Over the past six weeks, I have reviewed three journal articles, written one book review, and served as the official commentator on a PhD half-time seminar. I take preparing reviews very seriously. This takes time, but I feel rewarded doing it knowing that I am helping others and helping to shape the field. I consistently get positive feedback about the usefulness and thoughtfulness of my comments.

Reviewing other scholars’ work is an integral part of being in academia. For the most part, this is unrecognized work. Published book reviews end up with the reviewer’s name on it, but many people don’t ‘count’ them as publications. Discussions about how to make journal reviewing more noticed, and presumably rewarded, have been around for a long time—the latest iteration is the proposal of an R-index to capture scholars review production. I think a new metric is way over the top. We don’t need more metrics. What we do need is more emphasis on teaching our students and faculty how to write reviews.

For this post, I want to focus on the review of ‘in-progress’ work, whether that is a draft dissertation chapter, an article submitted for evaluation at a journal, or a draft grant application text.
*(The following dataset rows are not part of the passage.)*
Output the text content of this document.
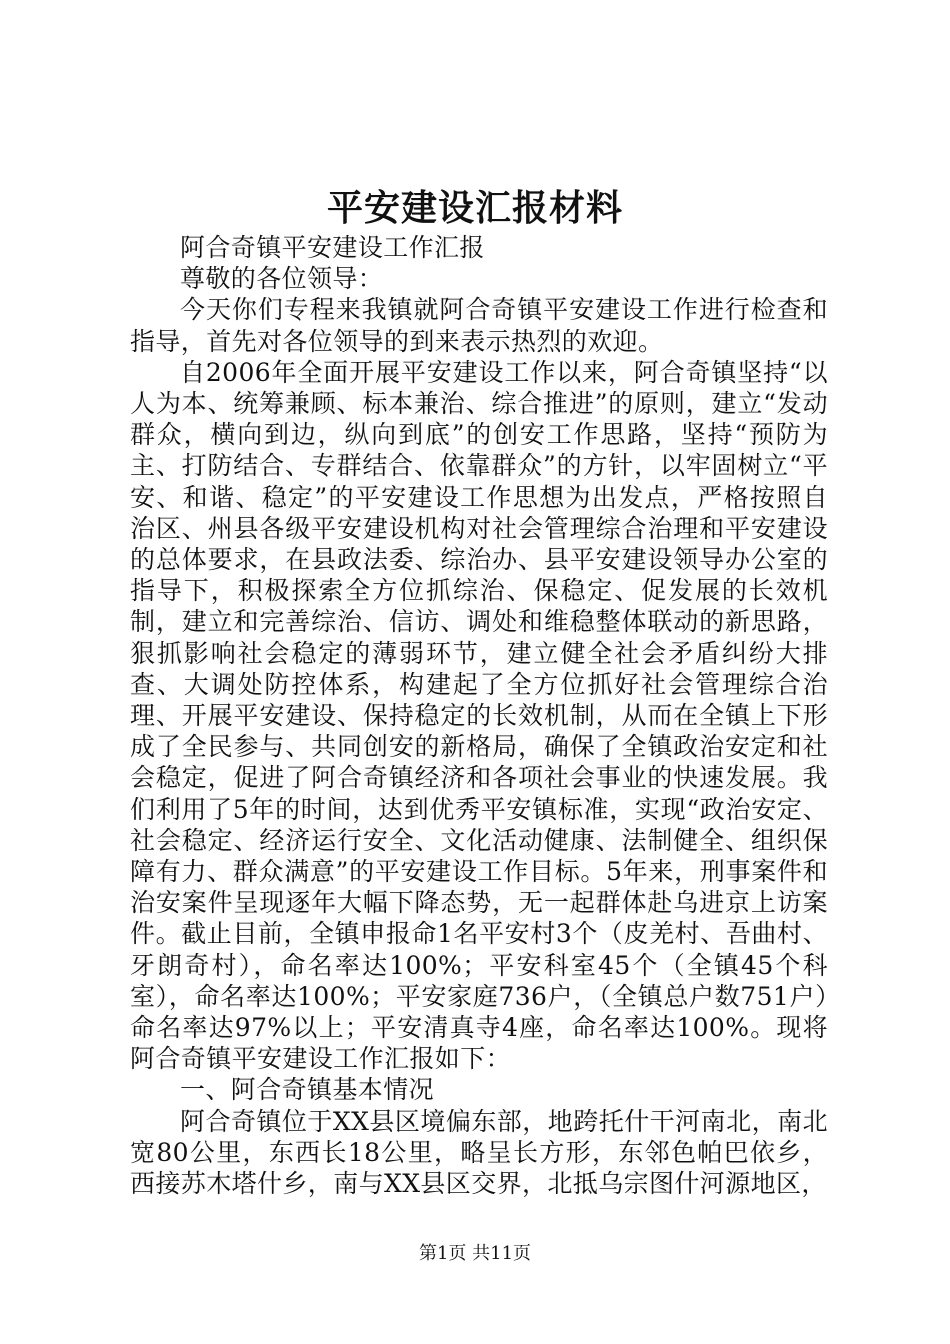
平安建设汇报材料

阿合奇镇平安建设工作汇报

尊敬的各位领导：

今天你们专程来我镇就阿合奇镇平安建设工作进行检查和指导，首先对各位领导的到来表示热烈的欢迎。

自2006年全面开展平安建设工作以来，阿合奇镇坚持“以人为本、统筹兼顾、标本兼治、综合推进”的原则，建立“发动群众，横向到边，纵向到底”的创安工作思路，坚持“预防为主、打防结合、专群结合、依靠群众”的方针，以牢固树立“平安、和谐、稳定”的平安建设工作思想为出发点，严格按照自治区、州县各级平安建设机构对社会管理综合治理和平安建设的总体要求，在县政法委、综治办、县平安建设领导办公室的指导下，积极探索全方位抓综治、保稳定、促发展的长效机制，建立和完善综治、信访、调处和维稳整体联动的新思路，狠抓影响社会稳定的薄弱环节，建立健全社会矛盾纠纷大排查、大调处防控体系，构建起了全方位抓好社会管理综合治理、开展平安建设、保持稳定的长效机制，从而在全镇上下形成了全民参与、共同创安的新格局，确保了全镇政治安定和社会稳定，促进了阿合奇镇经济和各项社会事业的快速发展。我们利用了5年的时间，达到优秀平安镇标准，实现“政治安定、社会稳定、经济运行安全、文化活动健康、法制健全、组织保障有力、群众满意”的平安建设工作目标。5年来，刑事案件和治安案件呈现逐年大幅下降态势，无一起群体赴乌进京上访案件。截止目前，全镇申报命1名平安村3个（皮羌村、吾曲村、牙朗奇村），命名率达100%；平安科室45个（全镇45个科室），命名率达100%；平安家庭736户，（全镇总户数751户）命名率达97%以上；平安清真寺4座，命名率达100%。现将阿合奇镇平安建设工作汇报如下：

一、阿合奇镇基本情况

阿合奇镇位于XX县区境偏东部，地跨托什干河南北，南北宽80公里，东西长18公里，略呈长方形，东邻色帕巴依乡，西接苏木塔什乡，南与XX县区交界，北抵乌宗图什河源地区，

第1页 共11页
At this stage, the writer has the opportunity to reshape work fairly significantly, although she still can’t make an entirely different project out of it. That makes the reviewer’s work vital.

I am thinking about this because lately I’ve been on the receiving end of reviews that are simply not helpful. I’m not talking about mean-spirited or dismissive reviews—those are a genre all to their own and should never be written. I’m talking about reviews in which the person wants to be helpful but quite honestly doesn’t know how. The reason they don’t know how is that no one has ever bothered to teach them how to provide constructive feedback. They end up providing unclear, unorganized, generic comments instead of something really useful.

In the goal-setting literature, most writers advocate the use of SMART goals, where SMART typically stands for specific, measurable, achievable, relevant, and time-based. What I propose is that we write reviews with SMART comments:

Specific – identify specific ideas/phrases/sentences that need to be clarified, expanded, condensed, etc.

Meaningful – identify how each change will strengthen the piece of writing; changes should be motivated so that the writer knows why they are being suggested

Achievable – identify the scope of the required change and don’t recommend something that is clearly not doable within the word limits, time frame, etc.

Relevant – give comments that help the text reach its audience

Tangible – give suggested rephrasing, reordering, new sentences, etc. so the writer has an example in writing of how to make the suggested change

Skills like how to write a well-written review of a journal article are critical to being a good academic. It’s time we start treating them as part of our craft.